Kamren Fabiculanan

No. 13 – Washington Huskies
- Position: Safety
- Class: Senior

Personal information
- Listed height: 6 ft 1 in (1.85 m)
- Listed weight: 190 lb (86 kg)

Career information
- High school: Westlake (Thousand Oaks, California)
- College: Washington (2019–present);
- Stats at ESPN

= Kamren Fabiculanan =

American football player

Kamren Fabiculanan is an American college football safety for the Washington Huskies.

== Early life ==
A native of Camarillo, California, Fabiculanan played baseball and soccer in his youth before ultimately choosing to focus on football. He initially attended St. Bonaventure High School in Ventura, California, before transferring to Westlake High School in Thousand Oaks, California. Rated as a three-star recruit, Fabiculanan committed to play college football for the Washington Huskies.

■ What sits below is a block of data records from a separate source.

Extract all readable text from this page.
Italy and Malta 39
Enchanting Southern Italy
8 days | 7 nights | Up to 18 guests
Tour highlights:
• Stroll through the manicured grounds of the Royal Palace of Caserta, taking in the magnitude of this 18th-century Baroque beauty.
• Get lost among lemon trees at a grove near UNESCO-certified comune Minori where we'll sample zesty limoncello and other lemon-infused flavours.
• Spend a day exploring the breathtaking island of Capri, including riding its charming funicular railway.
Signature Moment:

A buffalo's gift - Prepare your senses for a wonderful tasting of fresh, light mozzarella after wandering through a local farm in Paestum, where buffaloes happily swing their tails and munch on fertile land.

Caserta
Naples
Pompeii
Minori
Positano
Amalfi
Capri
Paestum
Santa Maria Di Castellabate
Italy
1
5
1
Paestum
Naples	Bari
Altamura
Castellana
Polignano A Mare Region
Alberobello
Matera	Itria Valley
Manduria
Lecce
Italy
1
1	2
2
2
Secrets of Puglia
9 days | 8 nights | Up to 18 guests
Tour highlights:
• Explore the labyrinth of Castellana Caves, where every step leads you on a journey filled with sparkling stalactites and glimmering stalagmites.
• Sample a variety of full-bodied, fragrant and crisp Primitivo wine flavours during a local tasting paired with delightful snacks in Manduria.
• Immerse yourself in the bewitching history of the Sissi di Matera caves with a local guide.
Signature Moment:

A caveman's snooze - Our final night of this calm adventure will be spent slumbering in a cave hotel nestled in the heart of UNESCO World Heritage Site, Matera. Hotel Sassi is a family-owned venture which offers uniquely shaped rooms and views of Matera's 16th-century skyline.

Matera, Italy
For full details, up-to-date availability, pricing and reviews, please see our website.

== College football career ==
After redshirting his freshman season in 2019, Fabiculanan appeared in just one game in 2020, recording four tackles. In 2021, he totaled seven tackles, including one and a half tackles for a loss. During the 2022 season, Fabiculanan tallied 38 tackles, three pass deflections, and a fumble recovery. He recorded his first career interception in the 2023 season opener, a win over Boise State, and added another the following week in a victory over Tulsa. In the 2024 CFP Championship game, Fabiculanan recorded a tackle during the loss to Michigan. He finished the 2023 season with 26 tackles, three of which were for a loss, along with two pass deflections and two interceptions. He was voted captain for the 2024 season and started all 13 games.

==Professional career==

Pre-draft measurables
| Height | Weight | Arm length | Hand span | 40-yard dash | 10-yard split | 20-yard split | 20-yard shuttle | Three-cone drill | Vertical jump | Broad jump | Bench press |
| 6 ft 1+1⁄4 in (1.86 m) | 190 lb (86 kg) | 30+1⁄4 in (0.77 m) | 9+1⁄8 in (0.23 m) | 4.80 s | 1.66 s | 2.80 s | 4.40 s | 7.09 s | 29.5 in (0.75 m) | 9 ft 1 in (2.77 m) | 11 reps |
All values from Pro Day

==Personal life==
Fabiculanan is of Filipino descent, born to parents from the Philippines. His father, Alex, was born in Manila, while his mother, Kathy, is from Paoay. Both Alex and Kathy grew up in Southern California, where they were multi-sport athletes at Channel Islands High School.

Fabiculanan has three siblings: two brothers and one sister.